Home EstudosLivros Moça com flor na boca, de Airton Monte

Moça com flor na boca, de Airton Monte

by Lucas Gomes

Moça com Flor na Boca

, do poeta e contista Airton Monte, é uma coletânea
com pouco mais de sessenta textos, entre tantos guardados nas reminiscências
da memória mais que perfeita – um tipo de arquivo recém-descoberto.

Em Moça com Flor na Boca, o autor viaja por todos os caminhos da crônica.
E o faz exatamente por ser poeta e prosador de primeira linha. Suas crônicas,
publicadas diariamente em jornais, têm o sabor de poemas líricos ou de contos
introspectivos. É como se ele não as escrevesse para jornais, mas para a
posteridade.

O cronista às vezes se volta para o cotidiano imaginado, porque não conta fatos
ou episódios, mas descreve estados d’alma (“Histórias do cotidiano”, “A palavra muda”,
“O repouso do guerreiro”) e faz da crônica peça ficcional. “A mulher no aquário” é
conto de fino lavor. Personagens, quase sempre sem nome explícito, povoam muitas
dessas crônicas, que se assemelham a contos. Em “Telefone, retratos, escorpião” vê-se
um homem desesperado em determinados lugar e tempo e sua história. Em outra composição
um homem bem vestido chupa manga na calçada e faz o cronista lembrar a infância, o
tempo das mangas, dos quintais (…“eu pulava (o muro) no ressonar das tardes de domingo
pra roubar manga-rosa no pé”. A infância, aliás, é um dos temas favoritos do cronista)
(“Considerações sobre o longe”, “Declaração de amor”).
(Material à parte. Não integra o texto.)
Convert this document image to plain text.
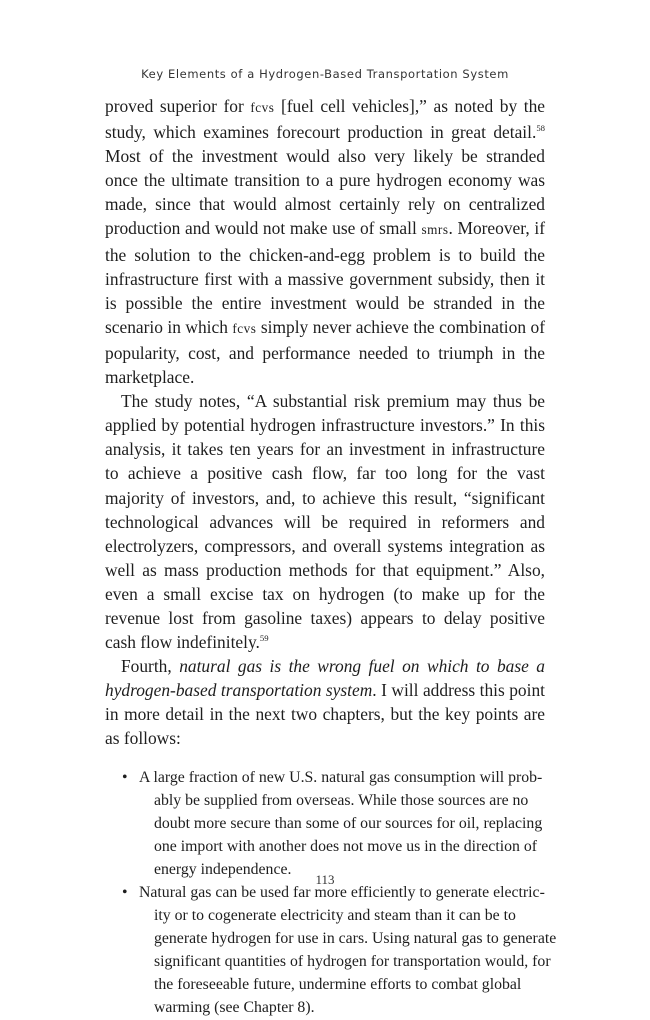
Key Elements of a Hydrogen-Based Transportation System

proved superior for fcvs [fuel cell vehicles],” as noted by the study, which examines forecourt production in great detail.$^{58}$ Most of the investment would also very likely be stranded once the ultimate transition to a pure hydrogen economy was made, since that would almost certainly rely on centralized production and would not make use of small smrs. Moreover, if the solution to the chicken-and-egg problem is to build the infrastructure first with a massive government subsidy, then it is possible the entire investment would be stranded in the scenario in which fcvs simply never achieve the combination of popularity, cost, and performance needed to triumph in the marketplace.

The study notes, “A substantial risk premium may thus be applied by potential hydrogen infrastructure investors.” In this analysis, it takes ten years for an investment in infrastructure to achieve a positive cash flow, far too long for the vast majority of investors, and, to achieve this result, “significant technological advances will be required in reformers and electrolyzers, compressors, and overall systems integration as well as mass production methods for that equipment.” Also, even a small excise tax on hydrogen (to make up for the revenue lost from gasoline taxes) appears to delay positive cash flow indefinitely.$^{59}$

Fourth, natural gas is the wrong fuel on which to base a hydrogen-based transportation system. I will address this point in more detail in the next two chapters, but the key points are as follows:

• A large fraction of new U.S. natural gas consumption will prob-
ably be supplied from overseas. While those sources are no
doubt more secure than some of our sources for oil, replacing
one import with another does not move us in the direction of
energy independence.
• Natural gas can be used far more efficiently to generate electric-
ity or to cogenerate electricity and steam than it can be to
generate hydrogen for use in cars. Using natural gas to generate
significant quantities of hydrogen for transportation would, for
the foreseeable future, undermine efforts to combat global
warming (see Chapter 8).
113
Essas lembranças não poderiam
deixar de remeter ao passar do tempo, ao envelhecimento, à morte (“Um dia absolutamente
normal”, “La belle dame sans merci”).

Essa visão do mundo o leva a pintar personagens solitários, como os goleiros: “Quando
se postam imóveis debaixo das traves, são a metáfora vida de uma palavra perdida entre
parênteses”. Ou a não carecer de personagens, como se quisesse dizer que uma história
nem sempre precisa deles. Ou precisa tanto deles que todos os possíveis personagens
se apresentam, embora por momentos, no palco. Como numa arca de Noé. “Crônica surrealista”
é, talvez, o melhor exemplo disso. Peça literária de altíssimo valor, assemelha-se a um
mosaico imenso, pintado no chão ou longe dele, no céu, no não-lugar: “Um rosto no escuro”,
como nos filmes de Hitchcock; “Uma princesa e um sapo passeando de braço dado na floresta
negra”, como nos contos de Andersen e dos irmãos Grimm; “Um aperto de mão, um par de
algemas, um arrocho no peito, um ataque de asma, um tesão recolhido na inocência do sátiro”,
como só se lê em quem veio da Hélade, conheceu Dante e se fez Airton Monte.
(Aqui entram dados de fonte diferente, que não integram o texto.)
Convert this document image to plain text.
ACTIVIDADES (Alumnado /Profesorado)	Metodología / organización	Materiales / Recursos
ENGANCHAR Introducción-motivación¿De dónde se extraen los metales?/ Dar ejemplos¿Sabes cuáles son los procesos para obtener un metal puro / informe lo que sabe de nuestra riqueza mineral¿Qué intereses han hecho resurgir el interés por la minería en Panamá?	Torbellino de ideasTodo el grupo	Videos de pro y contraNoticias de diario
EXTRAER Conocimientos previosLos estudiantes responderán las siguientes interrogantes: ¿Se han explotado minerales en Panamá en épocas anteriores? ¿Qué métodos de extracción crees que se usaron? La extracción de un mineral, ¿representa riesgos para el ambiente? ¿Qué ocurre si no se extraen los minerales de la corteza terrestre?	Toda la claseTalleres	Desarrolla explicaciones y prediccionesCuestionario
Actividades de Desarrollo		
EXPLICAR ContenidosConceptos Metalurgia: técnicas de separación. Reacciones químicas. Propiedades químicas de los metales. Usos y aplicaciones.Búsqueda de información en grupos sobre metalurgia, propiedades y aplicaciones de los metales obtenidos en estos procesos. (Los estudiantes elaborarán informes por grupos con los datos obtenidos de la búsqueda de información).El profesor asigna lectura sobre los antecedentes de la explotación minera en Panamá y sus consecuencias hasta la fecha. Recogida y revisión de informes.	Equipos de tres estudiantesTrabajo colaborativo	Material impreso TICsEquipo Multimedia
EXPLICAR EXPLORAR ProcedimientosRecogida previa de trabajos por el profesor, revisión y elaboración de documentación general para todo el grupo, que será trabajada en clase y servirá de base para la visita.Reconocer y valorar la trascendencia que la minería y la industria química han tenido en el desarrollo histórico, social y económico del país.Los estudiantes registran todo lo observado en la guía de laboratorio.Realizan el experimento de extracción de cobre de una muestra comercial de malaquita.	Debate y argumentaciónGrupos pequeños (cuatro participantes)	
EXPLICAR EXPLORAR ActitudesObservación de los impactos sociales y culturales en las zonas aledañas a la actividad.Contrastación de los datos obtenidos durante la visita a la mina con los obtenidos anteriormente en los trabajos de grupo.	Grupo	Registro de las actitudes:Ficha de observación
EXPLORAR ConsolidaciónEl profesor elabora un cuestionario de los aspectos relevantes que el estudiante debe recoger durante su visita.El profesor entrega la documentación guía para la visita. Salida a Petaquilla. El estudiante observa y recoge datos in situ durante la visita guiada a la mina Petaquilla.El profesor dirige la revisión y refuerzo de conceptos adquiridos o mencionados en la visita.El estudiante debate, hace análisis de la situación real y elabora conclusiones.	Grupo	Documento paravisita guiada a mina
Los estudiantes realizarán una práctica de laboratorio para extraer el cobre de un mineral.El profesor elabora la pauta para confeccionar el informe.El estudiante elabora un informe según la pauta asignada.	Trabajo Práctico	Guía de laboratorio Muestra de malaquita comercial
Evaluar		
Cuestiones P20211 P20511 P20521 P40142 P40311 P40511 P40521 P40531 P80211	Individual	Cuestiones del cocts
A solidão, o desencontro das pessoas no mundo também estão em Moça com Flor na Boca.
Como o homem e a moça que não se falam, em “Moça de azul-celeste”. Ou na poética “A mulher
de preto”. Outras vezes, a solidão não está muito longe, pelo contrário, atinge em cheio
o próprio cronista (ou o narrador, se quiserem), como em “A nudez do cronista”.

Em algumas crônicas a busca do mundo leva o cronista a se afastar de si mesmo. Ou buscar
o mundo com os olhos, à cata de histórias, e se levar consigo pela cidade (“De palavra em
palavra”). Imaginar-se na Fortaleza de sua infância, adolescência e juventude, na Praia de
Iracema, “na borda da velha ponte derruída” (“Namorados, namorai”). Essa Fortaleza está
presente em diversos momentos do livro, ora em forma de lamento, ora de exaltação (“Feliz
aniversário, Fortaleza”, “A morte anunciada”).
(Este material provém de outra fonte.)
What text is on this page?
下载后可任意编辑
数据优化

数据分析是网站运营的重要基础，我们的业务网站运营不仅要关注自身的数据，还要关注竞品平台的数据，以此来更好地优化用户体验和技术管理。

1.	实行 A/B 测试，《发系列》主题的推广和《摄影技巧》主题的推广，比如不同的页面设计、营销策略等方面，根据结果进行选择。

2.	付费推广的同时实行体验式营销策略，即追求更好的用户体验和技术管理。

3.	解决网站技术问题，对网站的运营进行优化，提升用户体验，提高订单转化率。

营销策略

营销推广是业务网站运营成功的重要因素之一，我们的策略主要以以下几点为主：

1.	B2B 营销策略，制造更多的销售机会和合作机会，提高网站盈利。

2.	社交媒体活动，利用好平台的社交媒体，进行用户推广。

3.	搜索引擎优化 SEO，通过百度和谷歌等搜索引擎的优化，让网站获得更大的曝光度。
Às vezes não é exatamente o mundo físico que o cronista esquadrinha, mas o mundo interior
ou a vida no seu decorrer. O que são os domingos, as tardes de Domingo, a solidão
domingueira (“Os passarinhos fujões”, “A casa cheia de palavras”)?

Entretanto, a crônica tem muitas vezes como protagonista o próprio cronista, que também
pode ser visto como um personagem, à semelhança do que acontece nas narrativas em primeira
pessoa. Há ainda a possibilidade de o cronista se voltar para o próprio ato de escrever,
questionar o que seja escrever e se mostrar o mais sincero possível: “gosto de brincar
com palavras” (“Licença poética”). Ou se mostrar angustiado por não ter sobre o que
escrever (“O mar é mulher”).

Um dos temas mais caros ao cronista Airton Monte é a mulher. Não exatamente a própria
mulher, a namorada, a amante, ou a mulher do próximo, a fatal, a imaginada, mas a mulher
como ser. E, de tanto se ocupar dela, termina criando peças de autêntica ourivesaria,
contos da melhor feição literária, como em “Desejos de mulher”. Mas nem só de mulher vive
o cronista. O homem também ocupa um lugar especial na carpintaria do escritor, o que é
absolutamente normal. No conto “Enfim, livre”, um homem solitário pensa. Isto é, a solidão
se abate sobre os seres de forma indefensável. Outras figuras masculinas povoam as
composições do livro, às vezes com descrição minuciosa. Em “Figuras urbanas” o
protagonista é “um preto alto e magro feito um guerreiro etíope”.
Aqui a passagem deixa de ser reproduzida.